On September 04 1962, The Beatles walked back into the EMI recording studio in order to produce candidates for their upcoming first single. The session was produced by George Martin in studio two. It seems that The Beatles had been given a demo of a Mitch Murray written song entitled "How Do You Do It" and George Martin had asked that the band learn the song and it would be recorded on this date as one of the candidates for the single.
It seems that the recording was completed in one take (with a second overdub take of handclaps). The singing and playing are fine, but also sound a little reserved. It would have made an "all right" release. The next song completed in over 15 takes was "Love Me Do" which ended up commercially released on the UK and Canadian single. This version features Ringo on drums (this session was also his first with the group). It seems that George Martin didn't think much of the drumming for this version and it was edited according to Norman Smith (the engineer for the session) quite drastically. I have a hard time hearing any major edits to the song myself.

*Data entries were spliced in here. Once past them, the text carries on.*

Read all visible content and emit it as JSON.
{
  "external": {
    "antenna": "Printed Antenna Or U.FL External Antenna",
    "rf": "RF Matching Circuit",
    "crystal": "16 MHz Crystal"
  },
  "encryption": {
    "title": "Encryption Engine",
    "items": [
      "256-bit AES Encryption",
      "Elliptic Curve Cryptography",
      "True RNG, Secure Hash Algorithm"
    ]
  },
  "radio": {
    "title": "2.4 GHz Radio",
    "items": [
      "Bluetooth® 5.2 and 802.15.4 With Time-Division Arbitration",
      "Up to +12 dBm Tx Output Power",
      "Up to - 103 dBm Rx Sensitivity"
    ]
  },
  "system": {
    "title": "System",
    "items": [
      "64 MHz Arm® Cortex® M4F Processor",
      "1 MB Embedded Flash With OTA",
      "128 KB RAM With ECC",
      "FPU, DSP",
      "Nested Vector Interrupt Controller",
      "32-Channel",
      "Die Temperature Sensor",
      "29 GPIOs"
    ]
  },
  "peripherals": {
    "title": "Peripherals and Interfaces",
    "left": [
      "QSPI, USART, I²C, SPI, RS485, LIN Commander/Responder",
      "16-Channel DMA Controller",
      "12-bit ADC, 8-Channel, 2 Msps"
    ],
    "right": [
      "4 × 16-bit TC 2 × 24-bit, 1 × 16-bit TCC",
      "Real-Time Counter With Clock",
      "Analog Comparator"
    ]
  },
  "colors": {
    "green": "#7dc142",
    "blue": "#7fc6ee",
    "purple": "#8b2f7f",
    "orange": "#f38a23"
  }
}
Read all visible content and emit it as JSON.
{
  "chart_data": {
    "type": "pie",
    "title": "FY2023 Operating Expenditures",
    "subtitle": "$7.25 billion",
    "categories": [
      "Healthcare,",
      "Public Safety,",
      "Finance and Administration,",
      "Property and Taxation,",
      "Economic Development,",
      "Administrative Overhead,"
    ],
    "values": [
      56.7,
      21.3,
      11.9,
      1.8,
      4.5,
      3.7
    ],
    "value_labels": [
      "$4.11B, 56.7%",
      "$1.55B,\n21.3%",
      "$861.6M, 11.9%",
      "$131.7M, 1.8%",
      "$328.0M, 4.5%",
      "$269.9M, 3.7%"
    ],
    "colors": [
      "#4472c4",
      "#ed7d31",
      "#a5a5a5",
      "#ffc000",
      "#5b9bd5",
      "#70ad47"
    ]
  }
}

"How Do You Do It" and "Love Me Do" were both mixed in mono only and no true stereo mixes of these songs exist. I still don't understand how George Martin could have been dis-satisfied with Ringo's drumming when the former song was completed in only one take with no drumming problems whatsoever.
"How Do You Do It" first appeared on a vinyl bootleg single in the middle 1970s. It also appears on the vinyl bootleg LP/CD "Ultra Rare Trax, Volume One" and the bootleg CD "Unsurpassed Masters, Volume One. An edited (by George Emerick) version of "How Do You Do It" appears on the "Sessions" bootleg and finally officially released on the 3-LP/2-CD Apple "Anthology 1" project.